Habe etwas blauäugig den Rat befolgt, eine Drittanbietersperre einzurichten.
Seitdem kann ich mit dem Handy keine Fahrkarte mehr für die UBahn lösen


----------



## Hippo (14 Mai 2017)

Entsetzlich ...
... das Bargeld wurde ja abgeschafft.
Außerdem kommst Du jetzt in unser Museum - Du bist seit Aeonen der erste der tatsächlich mit dem Handy eine Fahrkarte bezahlt.
Also ich bin jetzt knapp 60 und habe seit über 20 Jahren ein Handy, auf die Idee mit dem Ding zahlen zu wollen kam mir noch nie


----------



## BenTigger (14 Mai 2017)

Tja, musst dich halt entscheiden.. Abofalle und Fahrkarte, oder keine Fahrkarte, dafür aber auch keine Abofalle....
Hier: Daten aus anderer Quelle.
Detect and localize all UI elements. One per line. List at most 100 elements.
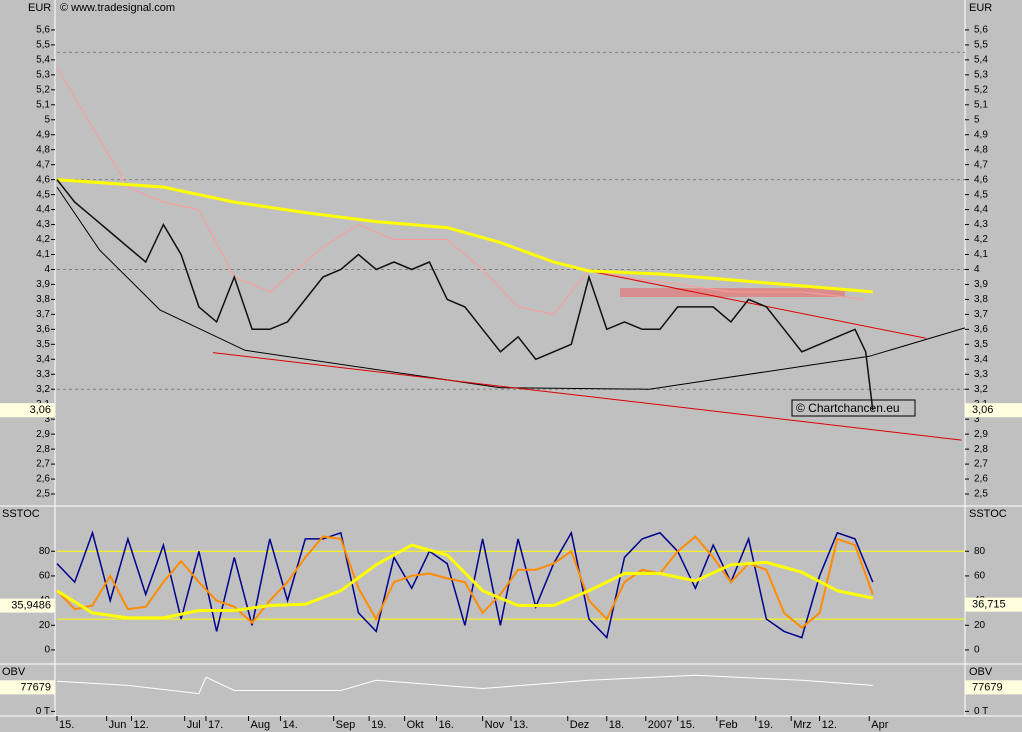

Man kann die Drittanbietersperre auch wieder rückgängig machen...


----------



## Nicko1998 (14 Mai 2017)

BenTigger schrieb:


> Tja, musst dich halt entscheiden.. Abofalle und Fahrkarte, oder keine Fahrkarte, dafür aber auch keine Abofalle....
> 
> Man kann die Drittanbietersperre auch wieder rückgängig machen...


Bloß nicht, sonst rauschts im Popupfallenkarton! Ich nehme entweder die EC-Karte oder Mastercard/Visa zum Fahrkartenkauf. Und das funktionierte bislang immer.


----------



## Grundler (4 Juni 2017)

Ichmach das immer per SMS und hatte noch nie Problem


----------



## Hippo (5 Juni 2017)

Schön für Dich ...
... magst Du langsam nicht woanders spielen gehen?


----------